The Treasury Edition is one of the best inventions in comic books. I mean, what could be better, than an oversized comic book? The answer is nothing. When you buy these gigantic books and open them up you get blinded by their awesomeness! Although mostly reprints, the material chosen is top-notch for sure.

Of course, the Fantastic Four are most famous because of their days during the Jack Kirby/Stan Lee era, as it should be. But honestly, if you venture past that era, you’ll find that the Bronze Age is quite good. Under the guidance of some of that era’s best creators, the team had some run-ins with a myriad of bizarre villains, but also some familiar ones like the Mole Man, the Impossible Man, and most importantly, Galactus!

In this oversized tome, the team is beset by gun-toting maniacs, a strange being from the stars with god-like powers, and then the final threat is revealed, and the team stands in awe of Galactus, Devourer of Worlds! Special appearance by the Silver Surfer!
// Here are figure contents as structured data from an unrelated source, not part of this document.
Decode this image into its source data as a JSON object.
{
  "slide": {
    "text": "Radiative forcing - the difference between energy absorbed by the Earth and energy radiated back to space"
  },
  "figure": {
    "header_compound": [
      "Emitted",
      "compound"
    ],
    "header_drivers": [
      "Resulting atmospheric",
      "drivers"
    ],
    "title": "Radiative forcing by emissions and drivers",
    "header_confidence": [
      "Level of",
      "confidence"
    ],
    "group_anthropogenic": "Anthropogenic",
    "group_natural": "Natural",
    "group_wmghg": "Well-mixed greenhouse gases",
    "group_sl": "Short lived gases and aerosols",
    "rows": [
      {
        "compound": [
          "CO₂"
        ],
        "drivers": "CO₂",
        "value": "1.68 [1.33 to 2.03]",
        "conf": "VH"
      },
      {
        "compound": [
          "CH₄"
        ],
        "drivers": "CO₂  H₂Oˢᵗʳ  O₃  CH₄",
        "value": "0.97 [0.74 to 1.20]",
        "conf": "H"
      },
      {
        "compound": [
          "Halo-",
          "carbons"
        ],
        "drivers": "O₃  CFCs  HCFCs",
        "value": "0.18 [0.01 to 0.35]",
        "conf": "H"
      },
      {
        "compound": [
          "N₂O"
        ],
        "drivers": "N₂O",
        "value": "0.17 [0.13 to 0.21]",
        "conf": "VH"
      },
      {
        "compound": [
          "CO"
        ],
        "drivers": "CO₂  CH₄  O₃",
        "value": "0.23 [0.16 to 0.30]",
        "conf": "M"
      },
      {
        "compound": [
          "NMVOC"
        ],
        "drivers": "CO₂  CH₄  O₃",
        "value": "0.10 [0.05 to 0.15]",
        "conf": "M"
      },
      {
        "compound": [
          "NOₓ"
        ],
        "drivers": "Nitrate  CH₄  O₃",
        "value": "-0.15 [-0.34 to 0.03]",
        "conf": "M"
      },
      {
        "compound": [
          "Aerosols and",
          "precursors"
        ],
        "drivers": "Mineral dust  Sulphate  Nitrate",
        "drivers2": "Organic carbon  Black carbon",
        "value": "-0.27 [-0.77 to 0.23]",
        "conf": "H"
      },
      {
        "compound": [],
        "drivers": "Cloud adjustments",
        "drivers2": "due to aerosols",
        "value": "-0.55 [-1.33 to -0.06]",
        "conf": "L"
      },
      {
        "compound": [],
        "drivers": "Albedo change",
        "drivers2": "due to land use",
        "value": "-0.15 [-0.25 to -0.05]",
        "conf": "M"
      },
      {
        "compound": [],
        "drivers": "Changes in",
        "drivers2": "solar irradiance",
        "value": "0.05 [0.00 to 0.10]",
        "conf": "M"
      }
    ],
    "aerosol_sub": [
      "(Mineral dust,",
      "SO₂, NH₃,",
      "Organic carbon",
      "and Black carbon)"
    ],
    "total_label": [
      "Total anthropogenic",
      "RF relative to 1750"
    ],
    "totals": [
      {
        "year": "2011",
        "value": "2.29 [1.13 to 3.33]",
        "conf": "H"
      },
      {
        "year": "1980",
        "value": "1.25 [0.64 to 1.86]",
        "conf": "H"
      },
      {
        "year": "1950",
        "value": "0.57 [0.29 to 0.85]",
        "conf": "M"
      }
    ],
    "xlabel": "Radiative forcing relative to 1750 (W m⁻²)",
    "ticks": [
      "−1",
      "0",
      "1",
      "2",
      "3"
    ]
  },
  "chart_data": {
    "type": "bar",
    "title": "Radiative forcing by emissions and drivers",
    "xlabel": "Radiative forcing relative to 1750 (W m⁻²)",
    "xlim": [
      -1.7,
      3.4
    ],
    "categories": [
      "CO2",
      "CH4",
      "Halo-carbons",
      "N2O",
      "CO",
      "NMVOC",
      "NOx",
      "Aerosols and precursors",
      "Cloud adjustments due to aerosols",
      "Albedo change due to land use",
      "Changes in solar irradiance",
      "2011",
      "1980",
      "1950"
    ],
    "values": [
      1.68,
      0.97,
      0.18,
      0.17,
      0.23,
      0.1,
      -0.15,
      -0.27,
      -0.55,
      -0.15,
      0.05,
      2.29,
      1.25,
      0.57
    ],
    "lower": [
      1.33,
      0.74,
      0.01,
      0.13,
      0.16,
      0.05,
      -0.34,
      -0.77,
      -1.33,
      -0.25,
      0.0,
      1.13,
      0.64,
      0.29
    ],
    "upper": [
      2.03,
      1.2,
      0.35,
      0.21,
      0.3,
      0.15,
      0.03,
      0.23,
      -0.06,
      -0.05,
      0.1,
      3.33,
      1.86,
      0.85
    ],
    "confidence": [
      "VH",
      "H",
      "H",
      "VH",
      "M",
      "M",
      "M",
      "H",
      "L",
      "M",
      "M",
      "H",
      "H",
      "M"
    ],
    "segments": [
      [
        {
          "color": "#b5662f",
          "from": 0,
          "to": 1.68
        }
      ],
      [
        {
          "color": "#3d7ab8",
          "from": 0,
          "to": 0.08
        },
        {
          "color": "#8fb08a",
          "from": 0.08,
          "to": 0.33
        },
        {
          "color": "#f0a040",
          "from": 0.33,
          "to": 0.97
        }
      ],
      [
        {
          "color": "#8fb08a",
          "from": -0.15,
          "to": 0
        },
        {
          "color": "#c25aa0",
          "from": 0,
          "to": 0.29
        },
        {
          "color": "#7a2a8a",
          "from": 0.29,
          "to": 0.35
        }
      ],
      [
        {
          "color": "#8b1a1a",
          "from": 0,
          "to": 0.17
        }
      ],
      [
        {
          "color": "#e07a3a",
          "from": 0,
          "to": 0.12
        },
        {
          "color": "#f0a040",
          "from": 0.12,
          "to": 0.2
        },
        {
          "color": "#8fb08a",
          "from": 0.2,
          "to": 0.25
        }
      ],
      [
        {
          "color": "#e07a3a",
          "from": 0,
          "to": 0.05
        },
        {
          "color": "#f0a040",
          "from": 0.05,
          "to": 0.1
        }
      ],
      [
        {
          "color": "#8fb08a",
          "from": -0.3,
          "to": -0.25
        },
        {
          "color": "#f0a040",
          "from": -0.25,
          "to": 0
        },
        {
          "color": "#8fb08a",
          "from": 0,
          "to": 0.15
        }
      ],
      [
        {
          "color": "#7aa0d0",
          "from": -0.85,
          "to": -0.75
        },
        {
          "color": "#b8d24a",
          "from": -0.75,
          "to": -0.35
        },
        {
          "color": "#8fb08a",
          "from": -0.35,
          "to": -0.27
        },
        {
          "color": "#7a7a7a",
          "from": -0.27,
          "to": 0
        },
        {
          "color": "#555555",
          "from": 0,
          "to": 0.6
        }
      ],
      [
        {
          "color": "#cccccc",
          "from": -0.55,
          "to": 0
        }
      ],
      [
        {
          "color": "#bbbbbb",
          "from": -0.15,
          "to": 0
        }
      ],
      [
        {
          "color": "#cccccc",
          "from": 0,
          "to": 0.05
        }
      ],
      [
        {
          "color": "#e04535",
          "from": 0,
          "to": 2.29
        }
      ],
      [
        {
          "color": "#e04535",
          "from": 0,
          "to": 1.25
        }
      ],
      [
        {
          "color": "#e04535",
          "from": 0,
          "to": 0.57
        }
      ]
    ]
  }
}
Let it not be said that any era of the FF is greater than the original creators run on the book, but honestly, too much love is given to the John Byrne era and not because it’s bad, but because it causes people to overlook this incredibly underrated work by Stan Lee (writer), ‘Big’ John Buscema (pencils), ‘Joltin’ Joe Sinnott (inks),  Carl Gafford (colors), and Artie Simek, John Costanza, and Sam Rosen (letters). The cover is by Bob Budiansky and Bob McLeod, and they did a great job showing just how imposing the big G is (front and back covers!).

***note- apologies for the quality of the images. I had to use what I could find online because my scanner isn’t big enough to accommodate a Treasury comic book.